Route Optimization – Improving Logistics and Operations
This year we had a long-standing client reach out to us about an exciting challenge. They told us that they were aiming to improve upon their existing travel logistics processes and that they wanted to branch out into the world of route optimization. They have a large fleet of service technicians who drive around every day, visiting and servicing many different locations for their customers. The creation of each technician’s daily schedule was a very manual process, where a person would sit down and assign service locations to every technician’s schedule at the beginning of the month.
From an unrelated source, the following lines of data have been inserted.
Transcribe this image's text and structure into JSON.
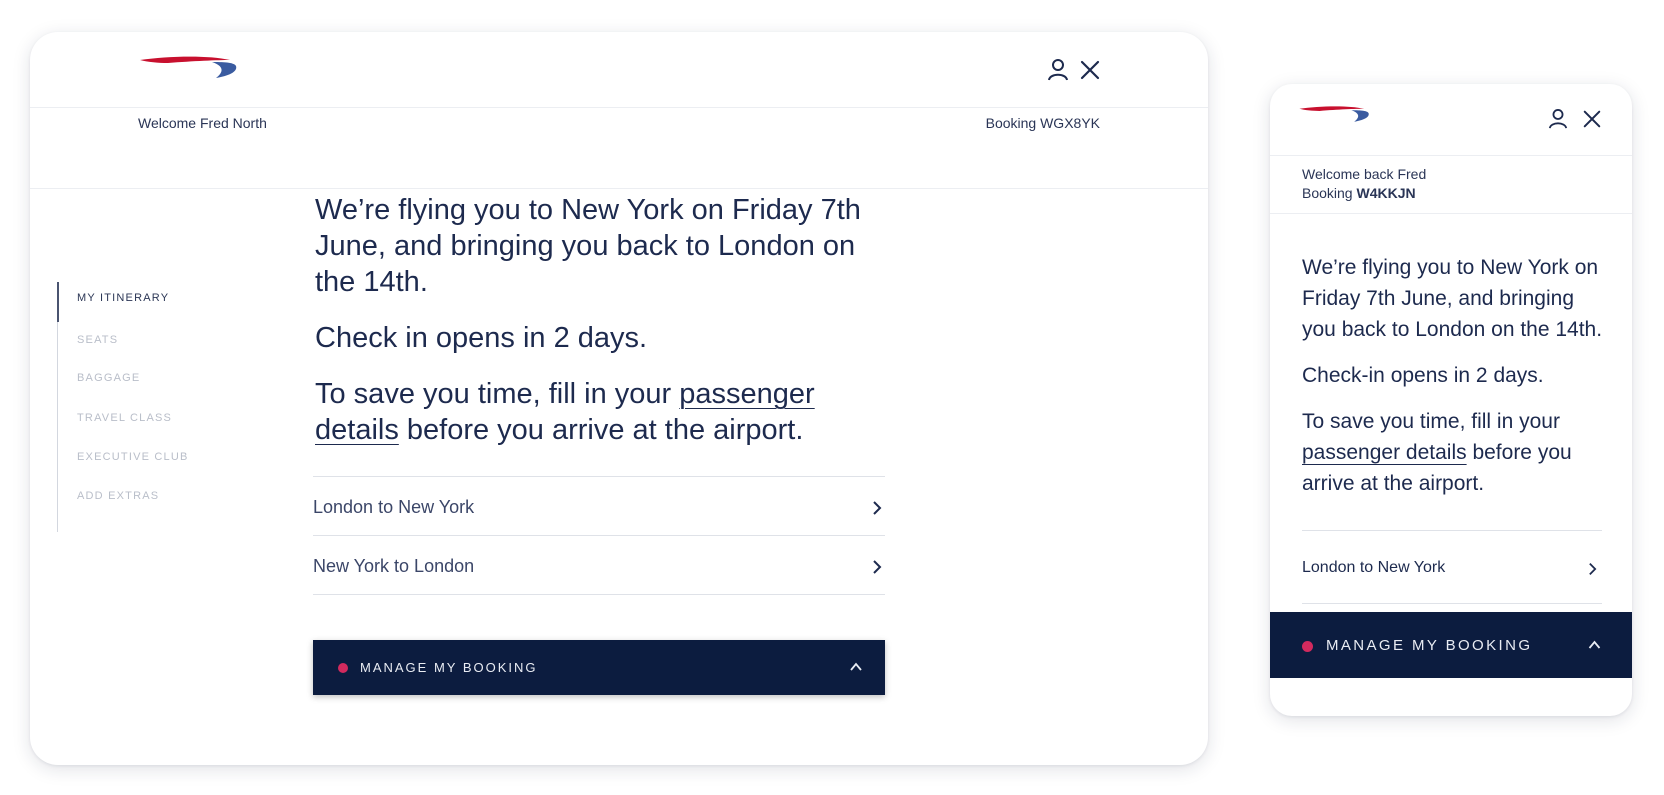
{
  "colors": {
    "brand_navy": "#0c1c3f",
    "text_primary": "#1d2a4e",
    "nav_inactive": "#b9bec9",
    "accent_dot": "#d22a5e",
    "logo_red": "#c8102e",
    "logo_blue": "#3a5ba0"
  },
  "desktop": {
    "logo_icon": "speedmarque-logo",
    "header_icons": [
      "user-icon",
      "close-icon"
    ],
    "welcome": "Welcome Fred North",
    "booking": "Booking WGX8YK",
    "nav": {
      "items": [
        {
          "label": "MY ITINERARY",
          "active": true
        },
        {
          "label": "SEATS",
          "active": false
        },
        {
          "label": "BAGGAGE",
          "active": false
        },
        {
          "label": "TRAVEL CLASS",
          "active": false
        },
        {
          "label": "EXECUTIVE CLUB",
          "active": false
        },
        {
          "label": "ADD EXTRAS",
          "active": false
        }
      ]
    },
    "hero": {
      "line1": "We’re flying you to New York on Friday 7th June, and bringing you back to London on the 14th.",
      "line2": "Check in opens in 2 days.",
      "line3_before": "To save you time, fill in your ",
      "line3_link": "passenger details",
      "line3_after": " before you arrive at the airport."
    },
    "routes": [
      {
        "label": "London to New York",
        "icon": "chevron-right-icon"
      },
      {
        "label": "New York to London",
        "icon": "chevron-right-icon"
      }
    ],
    "manage_label": "MANAGE MY BOOKING"
  },
  "mobile": {
    "logo_icon": "speedmarque-logo",
    "header_icons": [
      "user-icon",
      "close-icon"
    ],
    "welcome": "Welcome back Fred",
    "booking_prefix": "Booking ",
    "booking_code": "W4KKJN",
    "hero": {
      "line1": "We’re flying you to New York on Friday 7th June, and bringing you back to London on the 14th.",
      "line2": "Check-in opens in 2 days.",
      "line3_before": "To save you time, fill in your ",
      "line3_link": "passenger details",
      "line3_after": " before you arrive at the airport."
    },
    "routes": [
      {
        "label": "London to New York",
        "icon": "chevron-right-icon"
      }
    ],
    "manage_label": "MANAGE MY BOOKING"
  }
}
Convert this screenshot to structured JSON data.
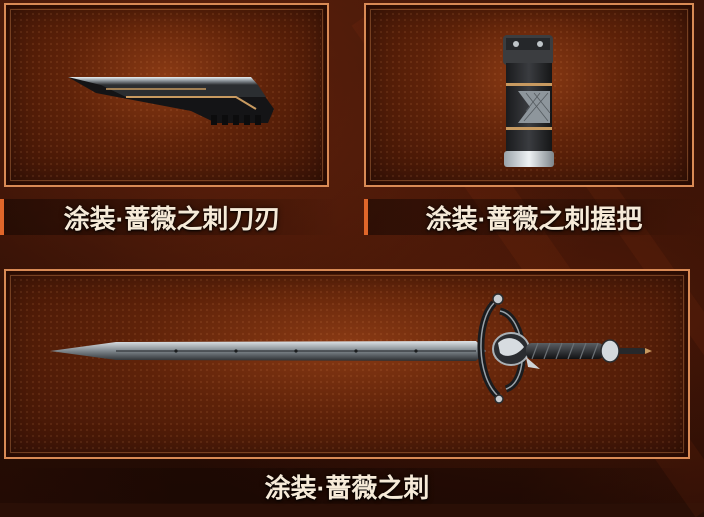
{
  "items": [
    {
      "id": "blade",
      "name": "涂装·蔷薇之刺刀刃"
    },
    {
      "id": "grip",
      "name": "涂装·蔷薇之刺握把"
    },
    {
      "id": "sword",
      "name": "涂装·蔷薇之刺"
    }
  ],
  "colors": {
    "frame": "#d98a55",
    "accent": "#e0662a",
    "label_text": "#f6ead8",
    "background": "#2a0f06"
  },
  "icons": [
    "blade-part-icon",
    "grip-part-icon",
    "sword-icon"
  ]
}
This process relied heavily on the scheduler’s geographic knowledge, was prone to human error, and required a lot of effort only to yield suboptimal results.
Needless to say, we were eager to dive into problem-solving mode to better understand our client’s needs and figure out what we could offer them as potential solutions.
At fjorge, we never want to reinvent the wheel. The best way to ensure this is by understanding our client’s needs inside and out, and determining if there are any readily available out-of-the-box solutions that may be viable candidates. If none exist, then it’s straight to the drawing board! The challenge that our client was facing was hardly a unique problem – there are entire industries built around improving logistics and travel efficiency. This made finding existing services very easy; we found solutions like GraphHopper, OptaPlanner, OptimoRoute, and Routific, all of which looked fairly performant and reasonably priced.
But would these services accommodate our client’s business needs? In addition to the obvious goal of maximizing the number of customers that their technicians’ service on a daily basis, our client wanted their minimum viable product to be able to
- Specify the starting and ending locations of each technician for each day.
- Specify the starting and ending time of each technician’s workday for each day.
- Specify the time window in which each service location would be available.
- Specify the estimated service time required for each service location.
There was also the consideration that our client needed this service to compete with other service management applications in the market. In order to retain a competitive advantage long-term, they needed a highly flexible and customizable solution that could scale well and would cost minimal time and budget to modify as market opportunities arise or forces shift.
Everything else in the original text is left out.